In spite of these challenges, in the last decade, EGFR inhibitor the groups of Lewis, Loew, and others have pioneered the application of SHG to living cells and to measurements

of membrane potential (Bouevitch et al., 1993, Campagnola et al., 2001, Lewis et al., 1999 and Millard et al., 2003). The strategy pursued has been the application of organic dyes, based on styryl fluorophores with distinct electrochromic properties, originally synthesized for fluorescence voltage measurements (Bouevitch et al., 1993). SHG imaging of neurons has also been performed with the membrane-trafficking dye FM4-64, enabling high-resolution measurements of voltage of somata, dendrites, and dendritic spines (Figure 4C; Dombeck et al., 2004, Dombeck et al., 2005 and Nuriya et al., 2005). As an alternative strategy to the typical chromophores, one can use trans-retinal as a SHG chromophore to measure membrane potential (Nemet et al., 2004), since it exhibits a large change in dipole

moment upon light excitation (Mathies and Stryer, 1976).
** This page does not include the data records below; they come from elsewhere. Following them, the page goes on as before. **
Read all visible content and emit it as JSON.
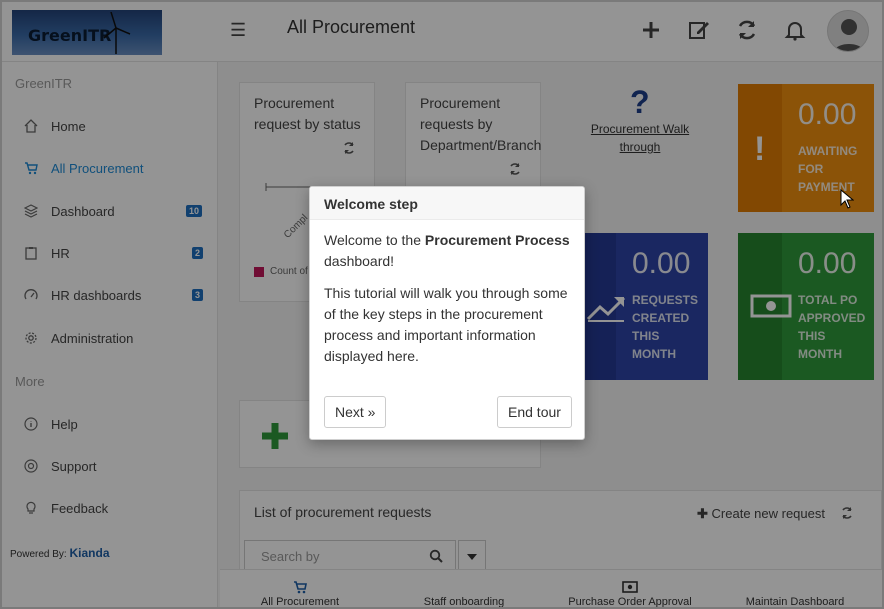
{
  "app": {
    "logo_text": "GreenITR",
    "page_title": "All Procurement"
  },
  "colors": {
    "accent": "#1e8bd6",
    "orange": "#f0900e",
    "blue": "#2d44a8",
    "green": "#2f9a3b",
    "badge": "#1e6fc0"
  },
  "toolbar": {
    "icons": [
      "plus-icon",
      "edit-icon",
      "refresh-icon",
      "bell-icon"
    ]
  },
  "sidebar": {
    "section_main": "GreenITR",
    "section_more": "More",
    "items": [
      {
        "label": "Home",
        "icon": "home-icon"
      },
      {
        "label": "All Procurement",
        "icon": "cart-icon",
        "active": true
      },
      {
        "label": "Dashboard",
        "icon": "layers-icon",
        "badge": "10"
      },
      {
        "label": "HR",
        "icon": "clipboard-icon",
        "badge": "2"
      },
      {
        "label": "HR dashboards",
        "icon": "gauge-icon",
        "badge": "3"
      },
      {
        "label": "Administration",
        "icon": "gear-icon"
      }
    ],
    "more_items": [
      {
        "label": "Help",
        "icon": "info-icon"
      },
      {
        "label": "Support",
        "icon": "lifebuoy-icon"
      },
      {
        "label": "Feedback",
        "icon": "bulb-icon"
      }
    ],
    "powered_by": "Powered By:",
    "powered_brand": "Kianda"
  },
  "cards": {
    "status_title": "Procurement request by status",
    "dept_title": "Procurement requests by Department/Branch",
    "walkthrough_link": "Procurement Walk through",
    "walkthrough_icon": "question-icon",
    "legend_partial": "Count of",
    "axis_partial": "Compl"
  },
  "tiles": {
    "awaiting": {
      "value": "0.00",
      "label": "Awaiting for payment"
    },
    "created": {
      "value": "0.00",
      "label": "Requests created this month"
    },
    "approved": {
      "value": "0.00",
      "label": "Total PO approved this month"
    }
  },
  "list": {
    "title": "List of procurement requests",
    "create_label": "Create new request",
    "search_placeholder": "Search by"
  },
  "bottom_nav": [
    "All Procurement",
    "Staff onboarding",
    "Purchase Order Approval",
    "Maintain Dashboard"
  ],
  "tour": {
    "title": "Welcome step",
    "line1_pre": "Welcome to the ",
    "line1_bold": "Procurement Process",
    "line1_post": " dashboard!",
    "line2": "This tutorial will walk you through some of the key steps in the procurement process and important information displayed here.",
    "next_label": "Next »",
    "end_label": "End tour"
  }
}
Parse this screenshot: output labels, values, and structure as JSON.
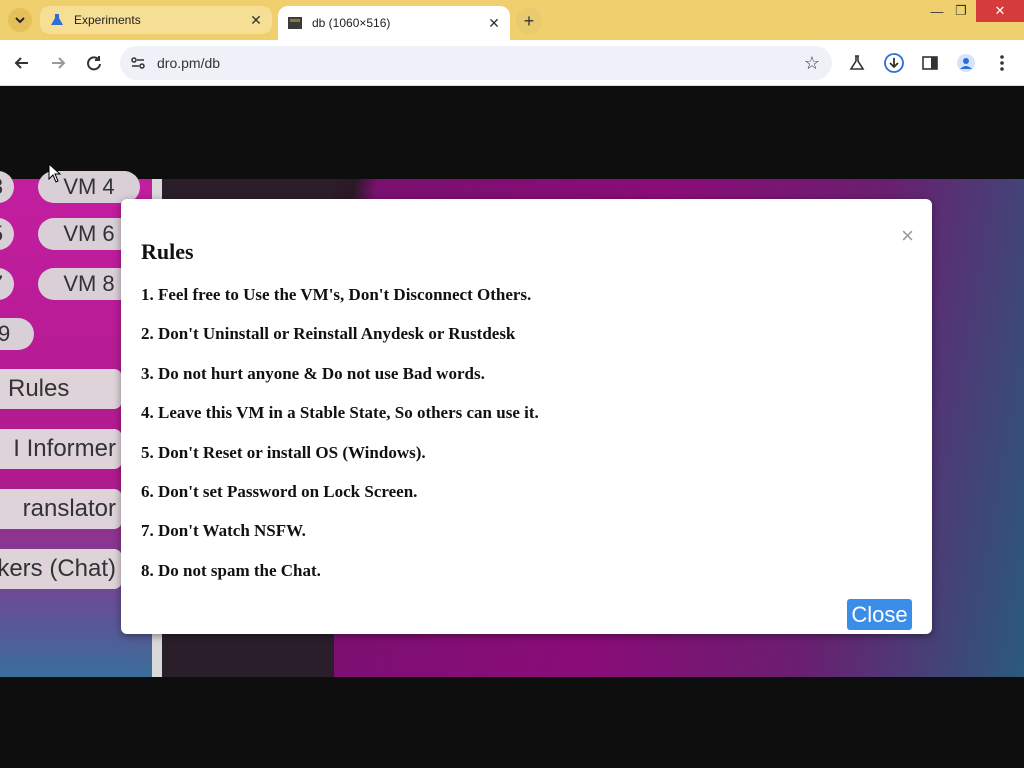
{
  "browser": {
    "tabs": [
      {
        "title": "Experiments",
        "active": false
      },
      {
        "title": "db (1060×516)",
        "active": true
      }
    ],
    "url": "dro.pm/db"
  },
  "sidebar": {
    "vm_pills": [
      {
        "label": "3"
      },
      {
        "label": "VM 4"
      },
      {
        "label": "5"
      },
      {
        "label": "VM 6"
      },
      {
        "label": "7"
      },
      {
        "label": "VM 8"
      },
      {
        "label": "9"
      }
    ],
    "buttons": [
      {
        "label": "Rules"
      },
      {
        "label": "I Informer"
      },
      {
        "label": "ranslator"
      },
      {
        "label": "kers (Chat)"
      }
    ]
  },
  "modal": {
    "title": "Rules",
    "close_x": "×",
    "rules": [
      "1. Feel free to Use the VM's, Don't Disconnect Others.",
      "2. Don't Uninstall or Reinstall Anydesk or Rustdesk",
      "3. Do not hurt anyone & Do not use Bad words.",
      "4. Leave this VM in a Stable State, So others can use it.",
      "5. Don't Reset or install OS (Windows).",
      "6. Don't set Password on Lock Screen.",
      "7. Don't Watch NSFW.",
      "8. Do not spam the Chat."
    ],
    "close_button": "Close"
  }
}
Nevertheless, Dasatinib molecular weight despite advances in the rational design of chromophores for nonlinear imaging, relatively little work has gone into synthesizing chromophores specifically designed for SHG in biological samples that would maximize the SHG response while minimizing damaging alternative photoprocesses. Finally, an alternative approach to measure membrane potential relies Bay 11-7085 on intrinsic changes in the optical properties of the neurons, or axons. These approaches, which are among the earliest historically (Cohen and Keynes, 1971), are potentially very powerful because they do not need exogenous chromophores. At the same time, they can only be applied in optically very accessible preparations, such as neuronal cultures or some invertebrate preparations. Also, they generate relatively small signals and extensive averaging

is necessary. These intrinsic approaches to measure voltage have exploited different types of optical measurements, mostly in invertebrate preparations. For example, changes in light scattering, changes in optical dichroism, and changes in birefringence have been explored (Ross et al., 1977). These changes are presumably related to alteration in the refractive index or small volume changes near the membrane, in response to the rapid osmotic changes associated with ion fluxes, and have been used to monitor action potentials (Cohen and Keynes, 1971, Ross et al., 1977 and Stepnoski et al., 1991). Presumably these same intrinsic mechanisms allow for the detection of action potentials with optical coherence tomography, which uses interferometry to detect small changes in optical path length resulting from action potential activity in isolated neurons.